PRÓSPERO sobrevuela la tormenta, elegante, distante, indiferente a la otra tempestad: la de los hombres. Y, desde su sosegado horizonte, las prolijas querellas de aquellos que se afanan por acopiar poder o privilegios le aparecen como mucho menos que irrisorios juegos de criaturas. En su vertiginosa panorámica sobre la isla que a su albur hace y deshace, todo queda en la indolencia sabia de un letargo que diluye disfraces solemnes: «Estamos tejidos todos en la tela de los sueños, y nuestra breve vida se cierra en una sola somnolencia», le hace decir Shakespeare, en lo que es uno de los momentos más altos y serenos de la lenta artesanía a la cual llamamos literatura. Al final de La tempestad, como al final de todo, queda la melancólica certeza de haber sido burlados por aquello mismo en lo cual creímos poner lo mejor de nuestros afanes.

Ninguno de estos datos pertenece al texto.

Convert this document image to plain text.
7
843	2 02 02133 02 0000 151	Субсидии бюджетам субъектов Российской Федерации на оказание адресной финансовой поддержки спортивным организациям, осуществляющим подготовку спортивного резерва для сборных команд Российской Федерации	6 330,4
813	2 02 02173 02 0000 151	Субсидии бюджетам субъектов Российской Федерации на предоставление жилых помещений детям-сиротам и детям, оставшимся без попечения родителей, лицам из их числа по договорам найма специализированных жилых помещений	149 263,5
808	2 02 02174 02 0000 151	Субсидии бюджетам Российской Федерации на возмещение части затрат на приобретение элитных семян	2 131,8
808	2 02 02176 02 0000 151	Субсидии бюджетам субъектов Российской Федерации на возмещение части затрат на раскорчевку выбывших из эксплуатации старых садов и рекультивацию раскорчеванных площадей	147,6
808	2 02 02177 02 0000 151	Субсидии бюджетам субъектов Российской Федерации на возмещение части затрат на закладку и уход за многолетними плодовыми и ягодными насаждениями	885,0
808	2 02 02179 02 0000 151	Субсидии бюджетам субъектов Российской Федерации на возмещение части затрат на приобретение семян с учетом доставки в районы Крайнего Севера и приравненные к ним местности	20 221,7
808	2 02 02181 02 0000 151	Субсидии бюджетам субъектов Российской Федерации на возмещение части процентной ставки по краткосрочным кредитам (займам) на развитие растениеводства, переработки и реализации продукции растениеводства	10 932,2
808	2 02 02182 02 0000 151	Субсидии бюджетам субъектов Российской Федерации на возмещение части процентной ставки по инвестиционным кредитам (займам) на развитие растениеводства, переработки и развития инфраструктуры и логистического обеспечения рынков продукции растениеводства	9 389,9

Caiga el telón. «Nuestros divertimentos han dado fin. Estos actores eran espíritus todos y se han disipado en el aire, en el aire intangible; y a semejanza del edificio sin base de esta visión, las altas torres cuyas crestas tocan las nubes, los suntuosos palacios, los solemnes templos y hasta el inmenso globo, sí, y cuanto sobre él descansa, se disolverán, y lo mismo que la diversión insustancial que acaba de desaparecer, ningún rastro quedará de ellos».

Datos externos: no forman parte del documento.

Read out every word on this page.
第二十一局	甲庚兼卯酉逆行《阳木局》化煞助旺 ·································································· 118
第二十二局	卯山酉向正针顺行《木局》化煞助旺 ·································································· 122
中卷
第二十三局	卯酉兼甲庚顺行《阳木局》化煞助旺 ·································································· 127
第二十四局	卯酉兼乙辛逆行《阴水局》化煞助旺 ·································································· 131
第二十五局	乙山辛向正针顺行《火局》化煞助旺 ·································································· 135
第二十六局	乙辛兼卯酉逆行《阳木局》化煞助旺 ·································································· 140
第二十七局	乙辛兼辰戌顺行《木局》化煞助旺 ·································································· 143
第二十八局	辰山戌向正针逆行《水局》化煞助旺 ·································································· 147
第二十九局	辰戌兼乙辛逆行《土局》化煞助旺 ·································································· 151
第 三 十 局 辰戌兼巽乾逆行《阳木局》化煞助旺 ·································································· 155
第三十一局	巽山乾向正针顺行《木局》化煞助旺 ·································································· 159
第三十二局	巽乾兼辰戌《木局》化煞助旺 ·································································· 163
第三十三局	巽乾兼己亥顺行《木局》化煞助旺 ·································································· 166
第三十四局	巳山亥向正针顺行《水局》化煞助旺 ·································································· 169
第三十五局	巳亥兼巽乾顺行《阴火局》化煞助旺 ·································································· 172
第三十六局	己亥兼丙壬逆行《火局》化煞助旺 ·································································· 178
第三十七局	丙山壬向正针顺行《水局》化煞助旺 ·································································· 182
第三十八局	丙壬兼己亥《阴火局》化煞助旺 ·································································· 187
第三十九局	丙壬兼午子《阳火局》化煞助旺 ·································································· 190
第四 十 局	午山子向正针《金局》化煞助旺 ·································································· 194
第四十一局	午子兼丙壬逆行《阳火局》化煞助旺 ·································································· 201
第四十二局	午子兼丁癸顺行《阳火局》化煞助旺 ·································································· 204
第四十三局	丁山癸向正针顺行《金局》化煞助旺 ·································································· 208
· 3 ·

El viajero da de bruces en la trampa de Próspero al retornar a casa. Llamémosle el viajero, sin más, porque en la vida de los hombres no existe más metáfora que el viaje. Y sus metamorfosis. De vuelta está el viajero en su presente, del cual soñó escapar por unos días. El que lo atrapa ahora. Condenado, entre tragedia y risa, a repetirse. Pongamos que el viajero huyó a donde pudiera soñarse ajeno a su prevista vida. Pongámoslo de frente ante el misterio de espacios que se escaparon al tiempo. En los templos colosales, por ejemplo, que se tragó la selva de Indochina y fueron invisibles por seis siglos. Los que infligieron en el joven Malraux la herida, para la cual no hay antídoto, de lo sagrado: de esa cicatriz dirá, mucho más tarde, viejo y sabio como el Próspero de Shakespeare, que sólo el que está exento del letárgico bebedizo de la creencia puede calibrar bien la primordial hondura. El infinito hecho piedra, a escala sobrehumana, de los templos en la selva. El aún mayor infinito del oceánico ramaje que engulló sus piedras, sustrayéndolas así a la erosión de tiempo y hombres, intactas como corresponde a aquello en lo cual habita lo eterno.

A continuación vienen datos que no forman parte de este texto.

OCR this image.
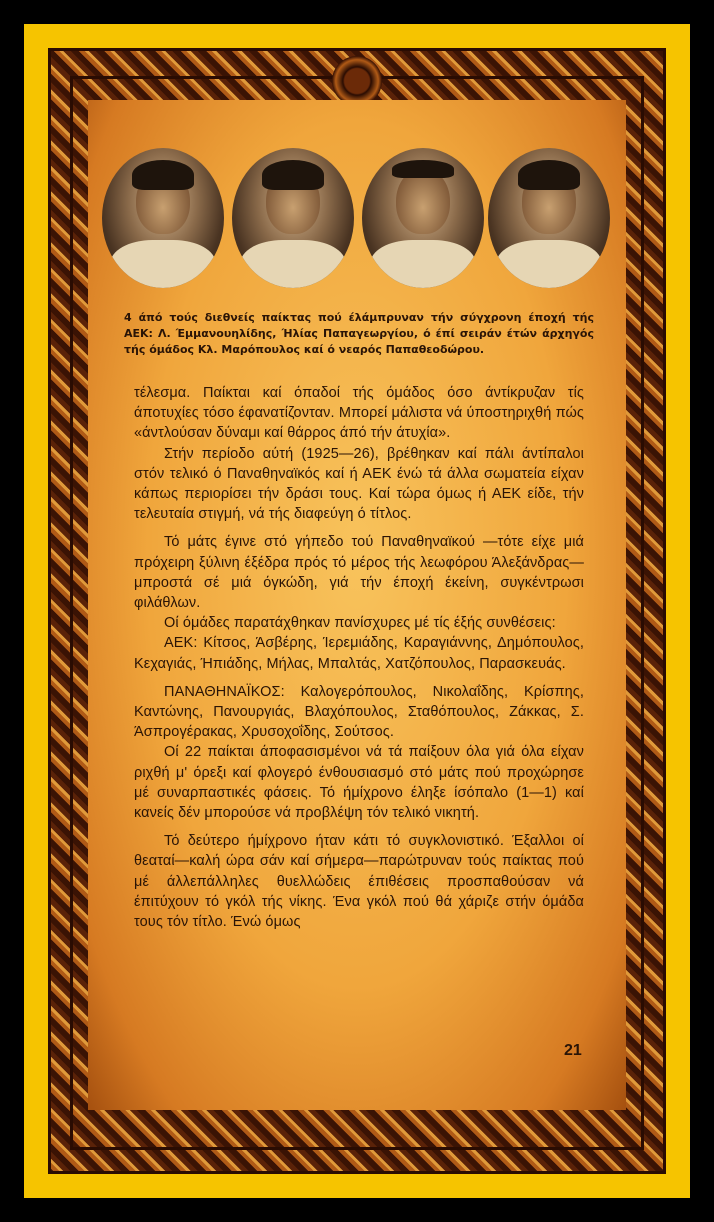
4 άπό τούς διεθνείς παίκτας πού έλάμπρυναν τήν σύγχρονη έποχή τής ΑΕΚ: Λ. Έμμανουηλίδης, Ήλίας Παπαγεωργίου, ό έπί σειράν έτών άρχηγός τής όμάδος Κλ. Μαρόπουλος καί ό νεαρός Παπαθεοδώρου.

τέλεσμα. Παίκται καί όπαδοί τής όμάδος όσο άντίκρυζαν τίς άποτυχίες τόσο έφανατίζονταν. Μπορεί μάλιστα νά ύποστηριχθή πώς «άντλούσαν δύναμι καί θάρρος άπό τήν άτυχία».

Στήν περίοδο αύτή (1925—26), βρέθηκαν καί πάλι άντίπαλοι στόν τελικό ό Παναθηναϊκός καί ή ΑΕΚ ένώ τά άλλα σωματεία είχαν κάπως περιορίσει τήν δράσι τους. Καί τώρα όμως ή ΑΕΚ είδε, τήν τελευταία στιγμή, νά τής διαφεύγη ό τίτλος.

Τό μάτς έγινε στό γήπεδο τού Παναθηναϊκού —τότε είχε μιά πρόχειρη ξύλινη έξέδρα πρός τό μέρος τής λεωφόρου Άλεξάνδρας— μπροστά σέ μιά όγκώδη, γιά τήν έποχή έκείνη, συγκέντρωσι φιλάθλων.

Οί όμάδες παρατάχθηκαν πανίσχυρες μέ τίς έξής συνθέσεις:

ΑΕΚ: Κίτσος, Άσβέρης, Ίερεμιάδης, Καραγιάννης, Δημόπουλος, Κεχαγιάς, Ήπιάδης, Μήλας, Μπαλτάς, Χατζόπουλος, Παρασκευάς.

ΠΑΝΑΘΗΝΑΪΚΟΣ: Καλογερόπουλος, Νικολαΐδης, Κρίσπης, Καντώνης, Πανουργιάς, Βλαχόπουλος, Σταθόπουλος, Ζάκκας, Σ. Άσπρογέρακας, Χρυσοχοΐδης, Σούτσος.

Οί 22 παίκται άποφασισμένοι νά τά παίξουν όλα γιά όλα είχαν ριχθή μ' όρεξι καί φλογερό ένθουσιασμό στό μάτς πού προχώρησε μέ συναρπαστικές φάσεις. Τό ήμίχρονο έληξε ίσόπαλο (1—1) καί κανείς δέν μπορούσε νά προβλέψη τόν τελικό νικητή.

Τό δεύτερο ήμίχρονο ήταν κάτι τό συγκλονιστικό. Έξαλλοι οί θεαταί—καλή ώρα σάν καί σήμερα—παρώτρυναν τούς παίκτας πού μέ άλλεπάλληλες θυελλώδεις έπιθέσεις προσπαθούσαν νά έπιτύχουν τό γκόλ τής νίκης. Ένα γκόλ πού θά χάριζε στήν όμάδα τους τόν τίτλο. Ένώ όμως

21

El viajero no quiere tornar al tiempo en fuga. El roce tan tenue del absoluto lo acalambró en lo único a lo cual la jodida vida deja valer la pena: aquello que no es caduco. Nada, o casi. Próspero le sonríe compasivo: todo es tejido de sueños. Y no vale la pena volver, de nuevo, a casa. Y a lo efímero. El viajero no es Malraux. No hará de ese chocar contra el diamante del tiempo cosa sacra. No es probable que el viajero sepa de dónde viene esta melancolía. Avanza en la penumbra. Pone un disco, porque el viajero sigue aún enganchado del crepitar de sus viejos vinilos. Y una voz ronca, grave, evoca el cauce al cual nadie retorna: «¿Qué es lo que me hace regresar al río cuyo curso se secó hace tanto?». El viajero deshace sus maletas.